Но вражда с царским фаворитом продолжалась. Жестокий интриган Меншиков выискивал способы сгубить «жида Лакосту». И нашел. Во время Прутского похода Лакоста подружился с другим приближенным к трону евреем - вице-канцлером Петром Шафировым. Шафиров служил Петру верой и правдой, но Меншиков изыскал способ извести высокопоставленного инородца: обвинил его в казнокрадстве и сокрытии еврейского происхождения. Шафирова бросили в тюрьму и приговорили к смерти. Перед казнью Лакоста отправился навестить товарища, чтоб развеять его горькие думы. Меншиков, прознав про визит шута в тюрьму, представил дело как государственную измену. Лакосту сослали в Сибирь. Антуан Дивьер попытался спасти соплеменника, но единственное, в чем преуспел, смог выделить шуту карету и охрану из двух человек, которые сопроводили его к месту ссылки.

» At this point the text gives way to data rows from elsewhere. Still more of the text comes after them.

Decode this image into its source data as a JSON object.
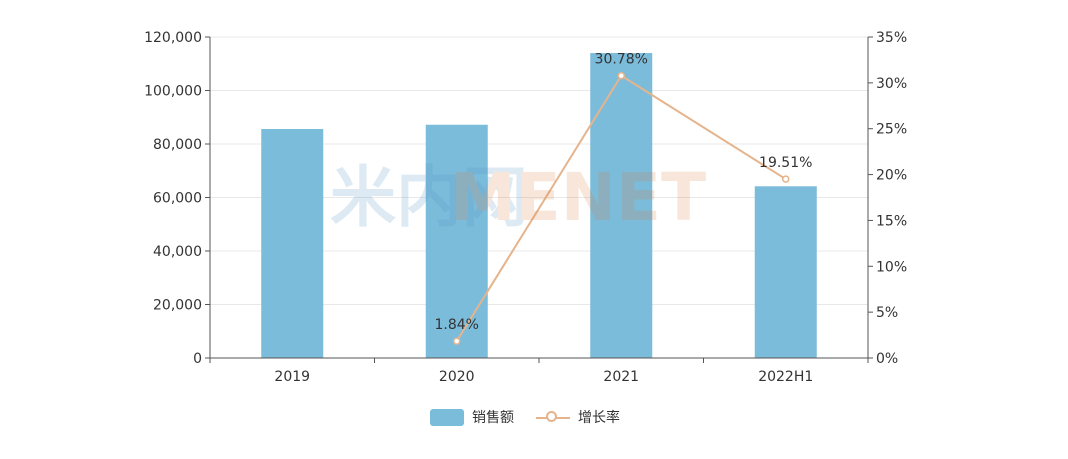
{
  "chart_data": {
    "type": "bar+line",
    "categories": [
      "2019",
      "2020",
      "2021",
      "2022H1"
    ],
    "series": [
      {
        "name": "销售额",
        "type": "bar",
        "axis": "left",
        "values": [
          85600,
          87200,
          114000,
          64200
        ],
        "color": "#7bbcdb"
      },
      {
        "name": "增长率",
        "type": "line",
        "axis": "right",
        "values": [
          null,
          1.84,
          30.78,
          19.51
        ],
        "labels": [
          "",
          "1.84%",
          "30.78%",
          "19.51%"
        ],
        "color": "#e5b48c"
      }
    ],
    "y_left": {
      "min": 0,
      "max": 120000,
      "ticks": [
        0,
        20000,
        40000,
        60000,
        80000,
        100000,
        120000
      ],
      "tick_labels": [
        "0",
        "20,000",
        "40,000",
        "60,000",
        "80,000",
        "100,000",
        "120,000"
      ]
    },
    "y_right": {
      "min": 0,
      "max": 35,
      "ticks": [
        0,
        5,
        10,
        15,
        20,
        25,
        30,
        35
      ],
      "tick_labels": [
        "0%",
        "5%",
        "10%",
        "15%",
        "20%",
        "25%",
        "30%",
        "35%"
      ]
    },
    "grid": true,
    "legend_position": "bottom-center"
  },
  "watermark": {
    "text": "MENET",
    "prefix": "米内网"
  },
  "colors": {
    "axis": "#555555",
    "grid": "#e8e8e8",
    "tick_text": "#333333"
  }
}
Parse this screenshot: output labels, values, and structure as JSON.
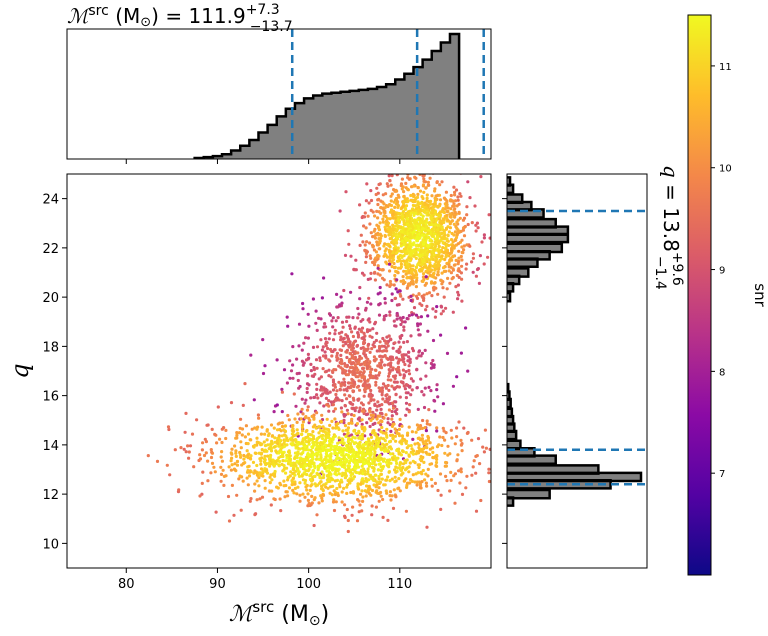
{
  "colors": {
    "hist_fill": "#808080",
    "hist_edge": "#000000",
    "quantile_line": "#1f77b4",
    "colormap": [
      "#0d0887",
      "#5302a3",
      "#8b0aa5",
      "#b83289",
      "#db5c68",
      "#f48849",
      "#febd2a",
      "#f0f921"
    ]
  },
  "text": {
    "top_title_main": "ℳ",
    "top_title_sup": "src",
    "top_title_unit": " (M",
    "top_title_sun": "⊙",
    "top_title_eq": ") = 111.9",
    "top_title_plus": "+7.3",
    "top_title_minus": "−13.7",
    "right_title_main": "q",
    "right_title_eq": " = 13.8",
    "right_title_plus": "+9.6",
    "right_title_minus": "−1.4",
    "xlabel_main": "ℳ",
    "xlabel_sup": "src",
    "xlabel_unit": " (M",
    "xlabel_sun": "⊙",
    "xlabel_close": ")",
    "ylabel": "q",
    "colorbar_label": "snr"
  },
  "chart_data": [
    {
      "type": "scatter",
      "xlabel": "ℳsrc (M⊙)",
      "ylabel": "q",
      "xlim": [
        73.5,
        120
      ],
      "ylim": [
        9,
        25
      ],
      "xticks": [
        80,
        90,
        100,
        110
      ],
      "yticks": [
        10,
        12,
        14,
        16,
        18,
        20,
        22,
        24
      ],
      "color_by": "snr",
      "clusters": [
        {
          "center": [
            112,
            22.5
          ],
          "spread": [
            5,
            2.2
          ],
          "snr_range": [
            9,
            11.4
          ]
        },
        {
          "center": [
            106,
            17
          ],
          "spread": [
            7,
            2.5
          ],
          "snr_range": [
            8,
            9.5
          ]
        },
        {
          "center": [
            103,
            13.5
          ],
          "spread": [
            12,
            1.6
          ],
          "snr_range": [
            9.5,
            11.5
          ]
        }
      ]
    },
    {
      "type": "histogram",
      "panel": "top-marginal",
      "variable": "ℳsrc",
      "xlim": [
        73.5,
        120
      ],
      "bin_edges_start": 87.5,
      "bin_width": 1.0,
      "counts": [
        1,
        2,
        3,
        5,
        9,
        14,
        20,
        28,
        36,
        45,
        53,
        59,
        64,
        67,
        69,
        70,
        71,
        72,
        73,
        74,
        76,
        79,
        84,
        90,
        97,
        105,
        114,
        123,
        132
      ],
      "quantiles": [
        98.2,
        111.9,
        119.2
      ]
    },
    {
      "type": "histogram",
      "panel": "right-marginal",
      "variable": "q",
      "ylim": [
        9,
        25
      ],
      "bins": [
        {
          "q": 24.7,
          "count": 0.05
        },
        {
          "q": 24.4,
          "count": 0.1
        },
        {
          "q": 24.0,
          "count": 0.25
        },
        {
          "q": 23.7,
          "count": 0.4
        },
        {
          "q": 23.4,
          "count": 0.6
        },
        {
          "q": 23.0,
          "count": 0.8
        },
        {
          "q": 22.7,
          "count": 1.0
        },
        {
          "q": 22.4,
          "count": 1.0
        },
        {
          "q": 22.0,
          "count": 0.9
        },
        {
          "q": 21.7,
          "count": 0.7
        },
        {
          "q": 21.4,
          "count": 0.5
        },
        {
          "q": 21.0,
          "count": 0.35
        },
        {
          "q": 20.7,
          "count": 0.2
        },
        {
          "q": 20.4,
          "count": 0.1
        },
        {
          "q": 20.0,
          "count": 0.05
        },
        {
          "q": 16.3,
          "count": 0.02
        },
        {
          "q": 16.0,
          "count": 0.04
        },
        {
          "q": 15.7,
          "count": 0.06
        },
        {
          "q": 15.3,
          "count": 0.08
        },
        {
          "q": 15.0,
          "count": 0.1
        },
        {
          "q": 14.7,
          "count": 0.12
        },
        {
          "q": 14.4,
          "count": 0.15
        },
        {
          "q": 14.0,
          "count": 0.22
        },
        {
          "q": 13.7,
          "count": 0.45
        },
        {
          "q": 13.4,
          "count": 0.8
        },
        {
          "q": 13.0,
          "count": 1.5
        },
        {
          "q": 12.7,
          "count": 2.2
        },
        {
          "q": 12.4,
          "count": 1.7
        },
        {
          "q": 12.0,
          "count": 0.7
        },
        {
          "q": 11.7,
          "count": 0.1
        }
      ],
      "quantiles": [
        23.5,
        13.8,
        12.4
      ]
    },
    {
      "type": "colorbar",
      "label": "snr",
      "range": [
        6,
        11.5
      ],
      "ticks": [
        7,
        8,
        9,
        10,
        11
      ]
    }
  ]
}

Вернулся в Петербург Лакоста только при Анне Иоанновне. Императрица хоть и не любила евреев, некоторым из них оказывала особое внимание. Она помиловала Лакосту, пригласила в столицу и вернула его на «должность» шута. Но это уже было шутовство совсем иного порядка. Анна Иоанновна к сатире относилась с подозрением, а от шутов требовала скабрезных шуток и глупых ужимок. Шуты при ней восседали на корзинах с яйцами и отчаянно кудахтали: императрица хохотала до слез.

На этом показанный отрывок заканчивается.